Hmm.. both of these are good points. I had dabbled with doing a readv a
while back. It might make a difference although I suspect this might be
in the noise region since
if there are requests to be serviced, poll() will only take the time of
a syscall which should be pretty fast these days.. but worth a shot.
> Also, it looks like we do a malloc for each new request buffer, and
> then a free once we're done with it, and a memset of the info struct.
> It seems like we could manage the buffers on the stack instead of the
> heap, and save on a few system calls there.
Now we are definitely in the noise region.. :) just kidding. glibc's
malloc implementation should typically amortize overheads in invoking
system calls (sbrk etc).
> For both threaded and nonthreaded, with the workload that Dean is
> using, he found that the PINT_dev_test_unexpected always returned 5
> requests in the outcount. So it looks like there are always requests
> sitting on the device, waiting to be read by client-core.

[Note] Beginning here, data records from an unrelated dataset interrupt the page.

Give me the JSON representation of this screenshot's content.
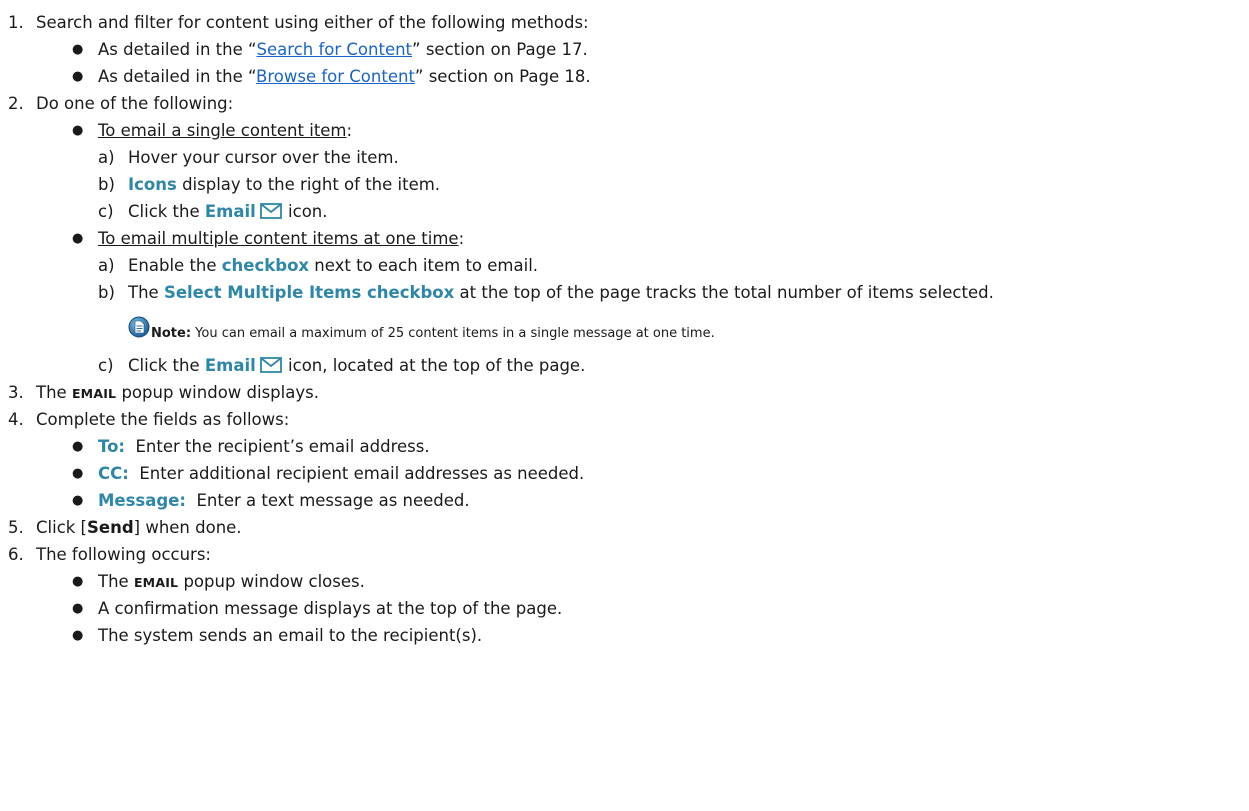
{
  "steps": [
    {
      "num": "1.",
      "text": "Search and filter for content using either of the following methods:",
      "bullets": [
        {
          "pre": "As detailed in the “",
          "link": "Search for Content",
          "post": "” section on Page 17."
        },
        {
          "pre": "As detailed in the “",
          "link": "Browse for Content",
          "post": "” section on Page 18."
        }
      ]
    },
    {
      "num": "2.",
      "text": "Do one of the following:",
      "single": {
        "heading": "To email a single content item",
        "colon": ":",
        "a_label": "a)",
        "a_text": "Hover your cursor over the item.",
        "b_label": "b)",
        "b_hl": "Icons",
        "b_text": " display to the right of the item.",
        "c_label": "c)",
        "c_pre": "Click the ",
        "c_hl": "Email",
        "c_post": " icon."
      },
      "multiple": {
        "heading": "To email multiple content items at one time",
        "colon": ":",
        "a_label": "a)",
        "a_pre": "Enable the ",
        "a_hl": "checkbox",
        "a_post": " next to each item to email.",
        "b_label": "b)",
        "b_pre": "The ",
        "b_hl": "Select Multiple Items checkbox",
        "b_post": " at the top of the page tracks the total number of items selected.",
        "note_label": "Note:",
        "note_text": " You can email a maximum of 25 content items in a single message at one time.",
        "c_label": "c)",
        "c_pre": "Click the ",
        "c_hl": "Email",
        "c_post": " icon, located at the top of the page."
      }
    },
    {
      "num": "3.",
      "pre": "The ",
      "sc": "EMAIL",
      "post": " popup window displays."
    },
    {
      "num": "4.",
      "text": "Complete the fields as follows:",
      "fields": [
        {
          "label": "To:",
          "text": "  Enter the recipient’s email address."
        },
        {
          "label": "CC:",
          "text": "  Enter additional recipient email addresses as needed."
        },
        {
          "label": "Message:",
          "text": "  Enter a text message as needed."
        }
      ]
    },
    {
      "num": "5.",
      "pre": "Click [",
      "strong": "Send",
      "post": "] when done."
    },
    {
      "num": "6.",
      "text": "The following occurs:",
      "results": {
        "r1_pre": "The ",
        "r1_sc": "EMAIL",
        "r1_post": " popup window closes.",
        "r2": "A confirmation message displays at the top of the page.",
        "r3": "The system sends an email to the recipient(s)."
      }
    }
  ],
  "bullet_glyph": "●",
  "colors": {
    "highlight": "#2e86a8",
    "link": "#1a64c8",
    "text": "#1a1a1a"
  },
  "icons": {
    "email": "envelope-icon",
    "note": "note-icon"
  }
}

Are we just
> not able to process requests fast enough through BMI and the state
> machines, or is the cost of polling and signaling every time we read a
> request off the device slowing us down? In other words, does it make
> sense to rework the code a little bit or will we just get bottlenecked
> elsewhere?
It is definitely interesting to try all this out, but I am not sure if
the bottlenecks are here or elsewhere.
What does this workload do by the way?